The Center for Disease Control says there are lots of health benefits that come from owning a pet. Depending on the animal – and if we’re doing it right – they can increase opportunities to exercise, get outside, and socialize. All of that can decrease blood pressure, cholesterol levels, and triglycerides, too. And, of course, pets can help manage loneliness and depression by giving us companionship. There are, indeed, children and adults for whom a pet is their only friend, their only safe place, their only confidant and their only regular source of love, comfort, and joy.

Now, I suspect many of you have seen or heard the poem, “God Made a Dog.” It’s made its way around the internet in recent years and it’s so on-the-nose for a day like today, that I’ve resisted using it for a pet-blessing until now. You can Google it later and see the many and various video montages people have assembled to accompany its reading – which is often done by someone who sounds a lot like Paul Harvey, if you know who that is. Anyway, the poem goes like this:

And on the 9th-day, God looked down on his wide-eyed children and said, ‘They need a companion.’ So, God made a dog.
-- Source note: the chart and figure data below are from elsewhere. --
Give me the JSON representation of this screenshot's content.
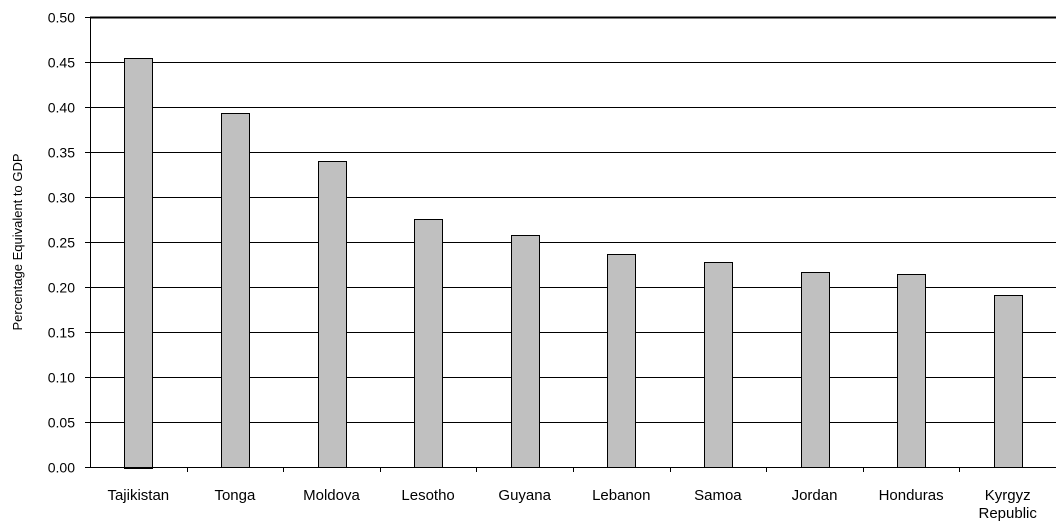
{
  "chart_data": {
    "type": "bar",
    "title": "",
    "xlabel": "",
    "ylabel": "Percentage Equivalent to GDP",
    "ylim": [
      0,
      0.5
    ],
    "ytick_step": 0.05,
    "ytick_labels": [
      "0.00",
      "0.05",
      "0.10",
      "0.15",
      "0.20",
      "0.25",
      "0.30",
      "0.35",
      "0.40",
      "0.45",
      "0.50"
    ],
    "grid": true,
    "legend": "none",
    "categories": [
      [
        "Tajikistan"
      ],
      [
        "Tonga"
      ],
      [
        "Moldova"
      ],
      [
        "Lesotho"
      ],
      [
        "Guyana"
      ],
      [
        "Lebanon"
      ],
      [
        "Samoa"
      ],
      [
        "Jordan"
      ],
      [
        "Honduras"
      ],
      [
        "Kyrgyz",
        "Republic"
      ]
    ],
    "values": [
      0.455,
      0.393,
      0.34,
      0.276,
      0.258,
      0.237,
      0.228,
      0.217,
      0.214,
      0.191
    ],
    "colors": {
      "bar_fill": "#c0c0c0",
      "bar_stroke": "#000000",
      "grid": "#000000",
      "axis": "#000000"
    }
  }
}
God said, ‘I need somebody willing to wake up, give kisses, pee on a tree, sleep all day, wake up again, give more kisses, then stay up until midnight, basking in the glare of a television set.’ So, God made a dog.
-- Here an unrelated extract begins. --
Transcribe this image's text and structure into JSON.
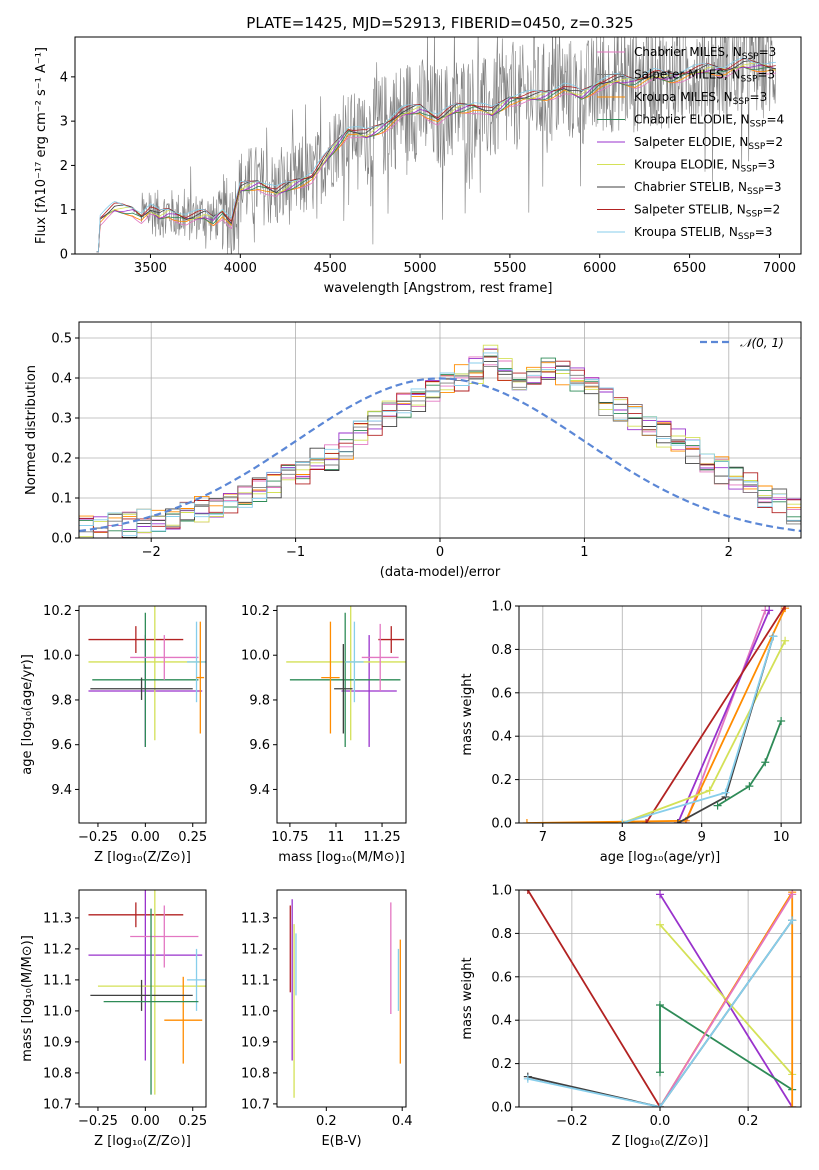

God said, ‘I need somebody willing to sit, then stay, then roll over. Then – with no ego or complaint – dress in hats they don’t need and costumes they don’t understand.

‘I need somebody who can break wind without a first care – without a second thought – who can chase tails, sniff crotches, fetch sticks, and lift spirits with a lick. Somebody who, no matter what you didn’t do, or couldn’t take, or didn’t win, or couldn’t make, will love you without judgment just the same.’ So, God made a dog.

God said, ‘I need somebody strong enough to pull sleds and find bombs, yet gentle enough to love babies and lead the blind. Somebody who will spend all day on a couch with a resting head and supportive eyes to lift the spirts of a broken heart.’

So, God mad a dog.

It had to be somebody who remained patient and loyal, even through loneliness. Somebody to care, cuddle, snuggle, and nuzzle, and cheer, and charm, and snore and slobber, and eat the trash and chase the squirrels.

Somebody who would bring a family together with the selflessness of an open heart. Somebody who would bark, and then pant, and then reply with the rapid wag of a tail when their best friend says, ‘Let’s go for a ride in the car.’

So, God made a dog.

So, thank God for the dogs and the cats and the birds and the goats, too. They are a gift and a blessing and the bearers of many a burden. But let’s learn from them and from Jesus, too – and let’s not leave it up to them or only to Jesus – because people are weary, people. And carrying heavy burdens. And they could use a shoulder, or a friend, or some forgiveness, and a load off, for sure.

And it is our call and blessing to rest in the arms of that kind of love when we need it, for ourselves; and to welcome others to the same – to introduce them to the God of mercy and hope we know in Jesus; and to share the gentle, humble, light and easy burden of God’s grace on his behalf.